Morto per un dollaro
Hill torna dietro la macchina da presa con un western atipico e contraddittorio che, nonostante tutti i limiti, conferma l'amore del regista per il cinema di genere e il suo potenziale di provocazione.
Nel 2006 Walter Hill incantò il pubblico del Torino Film Festival, proiettando l'ambiziosa Broken Trail - Un viaggio pericoloso. Si trattava di una sontuosa miniserie tv dal respiro cinematografico e le suggestioni fordiane, che segnava il ritorno del regista "di frontiera" alle sue radici (“I cavalieri dalle lunghe ombre”, “Wild Bill”) dopo la parentesi fantascientifica di Supernova e quella pugilistica di Undisputed. Schivo di carattere e poco incline ai compromessi – come i suoi personaggi – Hill sbalordì i presenti con un western epico, spietato e crepuscolare, sul tema della tolleranza tra i popoli e il tramonto degli ideali americani, impreziosito dalla presenza di Robert Duvall nei panni di un cowboy rude e disilluso, in fuga da un mondo "civilizzato" che aveva barattato la libertà in cambio del profitto. Un ruolo che - sotto molti aspetti - sembrava rievocare e portare a termine il viaggio già intrapreso dall'attore nello splendido Open Range - Terra di confine diretto da Kevin Costner nel 2003. Da quella fatidica visione sono trascorsi quasi vent'anni, prima che Walter Hill tornasse a dirigere un nuovo film western, forse l'ultimo della sua lunga e turbolenta carriera: Dead for a Dollar - Morto per un dollaro, presentato fuori concorso in occasione della 79ª Mostra internazionale d'arte cinematografica di Venezia e ora disponibile per lo streaming on-demand.

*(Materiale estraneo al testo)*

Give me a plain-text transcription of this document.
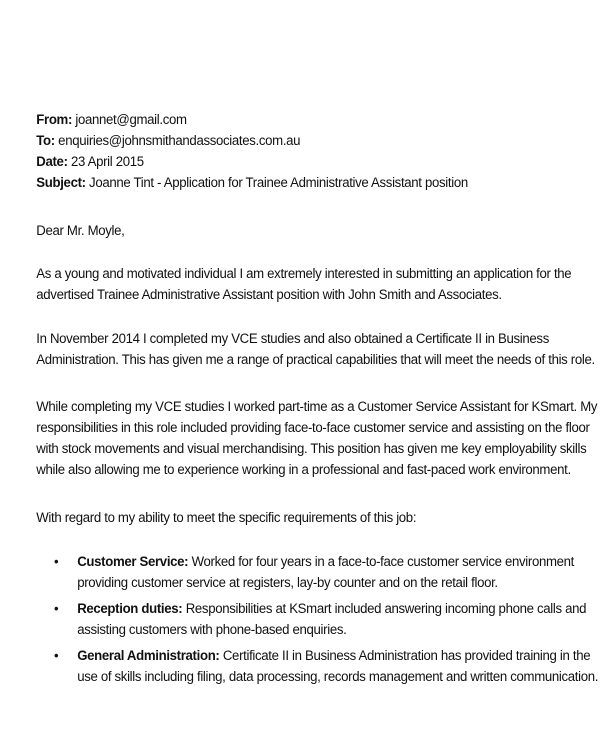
From: joannet@gmail.com
To: enquiries@johnsmithandassociates.com.au
Date: 23 April 2015
Subject: Joanne Tint - Application for Trainee Administrative Assistant position
Dear Mr. Moyle,
As a young and motivated individual I am extremely interested in submitting an application for the
advertised Trainee Administrative Assistant position with John Smith and Associates.
In November 2014 I completed my VCE studies and also obtained a Certificate II in Business
Administration. This has given me a range of practical capabilities that will meet the needs of this role.
While completing my VCE studies I worked part-time as a Customer Service Assistant for KSmart. My
responsibilities in this role included providing face-to-face customer service and assisting on the floor
with stock movements and visual merchandising. This position has given me key employability skills
while also allowing me to experience working in a professional and fast-paced work environment.
With regard to my ability to meet the specific requirements of this job:
• Customer Service: Worked for four years in a face-to-face customer service environment
providing customer service at registers, lay-by counter and on the retail floor.
• Reception duties: Responsibilities at KSmart included answering incoming phone calls and
assisting customers with phone-based enquiries.
• General Administration: Certificate II in Business Administration has provided training in the
use of skills including filing, data processing, records management and written communication.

Impostato come un classico b-movie dall'impianto solido, il budget limitato e la scenografia minimale, il film sfoggia un cast eccellente che vede schierati in primo piano Christoph Waltz, Willem Dafoe e Rachel Brosnahan. È proprio quest'ultima l'indomita protagonista della pellicola, una giovane donna, fiera e indipendente, fuggita in Messico con il suo amante - un disertore di colore - per sottrarsi alle grinfie del marito, subdolo uomo d'affari che per vendicarsi è disposto a tutto, anche a ingaggiare un integerrimo bounty killer accompagnato da un "buffalo soldier", come venivano chiamati dai nativi i soldati afroamericani arruolati nell'esercito. Tuttavia nessuno dei protagonisti è a conoscenza del fatto che in molti siano sulle tracce dell'insolita coppia di fuggitivi, compresi un pericoloso bandito messicano e un giocatore d'azzardo senza scrupoli.
Come ha tenuto a ribadire in numerose interviste, Hill non era interessato a girare un western tradizionale, nel senso ortodosso del termine, e per questa ragione ha deciso di attingere ad alcune problematiche strettamente attuali per raccontare una bizzarra storia di amore e morte, razzismo ed emancipazione femminile, ambientando la vicenda agli sgoccioli dell'Ottocento, quando nulla o quasi era rimasto del celebre "vecchio e selvaggio" West tanto caro a lui e gli spettatori. Nonostante ciò, il film è concepito come l'omaggio spassionato di un fan al cinema di Budd Boetticher, un autore ingiustamente trascurato che tra gli anni Cinquanta e Sessanta attirò l'attenzione della critica, in particolar modo quella europea, grazie a una manciata di western esemplari ("I sette assassini"), quasi sempre scritti da Burt Kennedy ed interpretati da Randolph Scott. La sua abilità era quella di riuscire a tratteggiare personaggi dalla psicologia semplice ma non banale, dentro trame apparentemente semplici che mettevano in risalto la profondità dei suoi eroi solitari e il valore simbolico delle sfide che questi si trovavano ad affrontare.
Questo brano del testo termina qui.